Jeudi soir, au siège du CIC Ouest, s'est déroulée la soirée de fin de saison du CIC U Nantes Atlantique, l'une des sept équipes continentales françaises. Moins performante que lors de la saison 2023 (85e au classement UCI avec 365 points / 1 victoire contre 57e avec 712 points / 5 victoires l'an dernier), l'équipe nantaise a cependant connu quelques satisfactions, avec notamment ce magnifique doublé réalisé sur le Grand Prix de Plouay Élite grâce à ses deux hommes forts de l'année : Pierre-Henry Basset et Clément Braz Afonso.
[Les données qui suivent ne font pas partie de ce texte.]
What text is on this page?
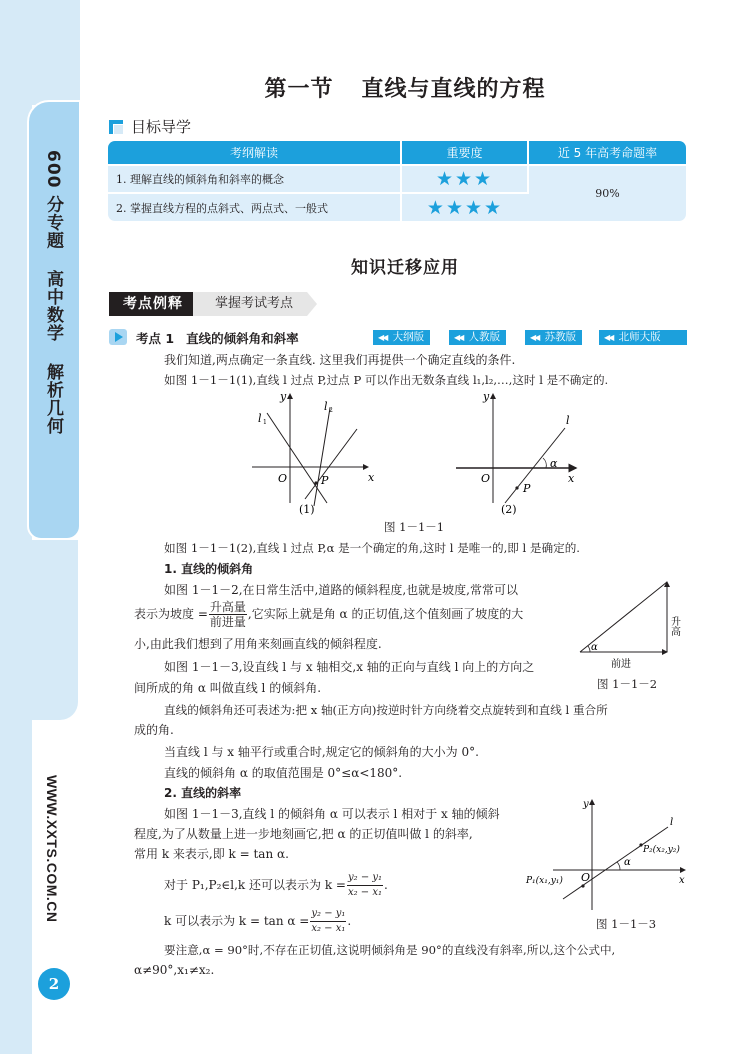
600 分专题 高中数学 解析几何
WWW.XXTS.COM.CN
2
第一节 直线与直线的方程
目标导学
考纲解读	重要度	近 5 年高考命题率
1. 理解直线的倾斜角和斜率的概念	★★★	90%
2. 掌握直线方程的点斜式、两点式、一般式	★★★★	
知识迁移应用
考点例释	掌握考试考点
考点 1 直线的倾斜角和斜率	◀◀ 大纲版	◀◀ 人教版	◀◀ 苏教版	◀◀ 北师大版
我们知道,两点确定一条直线. 这里我们再提供一个确定直线的条件.
如图 1－1－1(1),直线 l 过点 P,过点 P 可以作出无数条直线 l₁,l₂,…,这时 l 是不确定的.
y
x
O	P
l 1
l 2
(1)
y
x
O
P
l
α
(2)
图 1－1－1
如图 1－1－1(2),直线 l 过点 P,α 是一个确定的角,这时 l 是唯一的,即 l 是确定的.
1. 直线的倾斜角
如图 1－1－2,在日常生活中,道路的倾斜程度,也就是坡度,常常可以
表示为坡度 = $\frac{\text{升高量}}{\text{前进量}}$ ,它实际上就是角 α 的正切值,这个值刻画了坡度的大
小,由此我们想到了用角来刻画直线的倾斜程度.
如图 1－1－3,设直线 l 与 x 轴相交,x 轴的正向与直线 l 向上的方向之
间所成的角 α 叫做直线 l 的倾斜角.
α
前进
升高
图 1－1－2
直线的倾斜角还可表述为:把 x 轴(正方向)按逆时针方向绕着交点旋转到和直线 l 重合所
成的角.
当直线 l 与 x 轴平行或重合时,规定它的倾斜角的大小为 0°.
直线的倾斜角 α 的取值范围是 0°≤α<180°.
2. 直线的斜率
如图 1－1－3,直线 l 的倾斜角 α 可以表示 l 相对于 x 轴的倾斜
程度,为了从数量上进一步地刻画它,把 α 的正切值叫做 l 的斜率,
常用 k 来表示,即 k = tan α.
对于 P₁,P₂∈l,k 还可以表示为 $k = \frac{\text{y₂ − y₁}}{\text{x₂ − x₁}}$ .
k 可以表示为 $k = \tan \alpha = \frac{\text{y₂ − y₁}}{\text{x₂ − x₁}}$ .
y
x
O
P₁(x₁,y₁)
P₂(x₂,y₂)
l
α
图 1－1－3
要注意,α = 90°时,不存在正切值,这说明倾斜角是 90°的直线没有斜率,所以,这个公式中,
α≠90°,x₁≠x₂.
Pour revenir sur la troisième saison professionnelle du CIC U Nantes Atlantique - qui possède à côté de cela une magnifique académie et va devenir cet hiver le seul centre de formation agréé en France - Cyclism'Actu est allé à la rencontre d'Anthony Ravard, son manager général. Et s'il a bien sûr évoqué son équipe et ses coureurs, l'ancien sprinteur avait des choses à dire sur bien d'autres sujets liés au cyclisme, et notamment certains qui font l'actualité.

Anthony Ravard au micro de Cyclism'Actu !

 

"On a su malgré tout tenir le cap et rebondir"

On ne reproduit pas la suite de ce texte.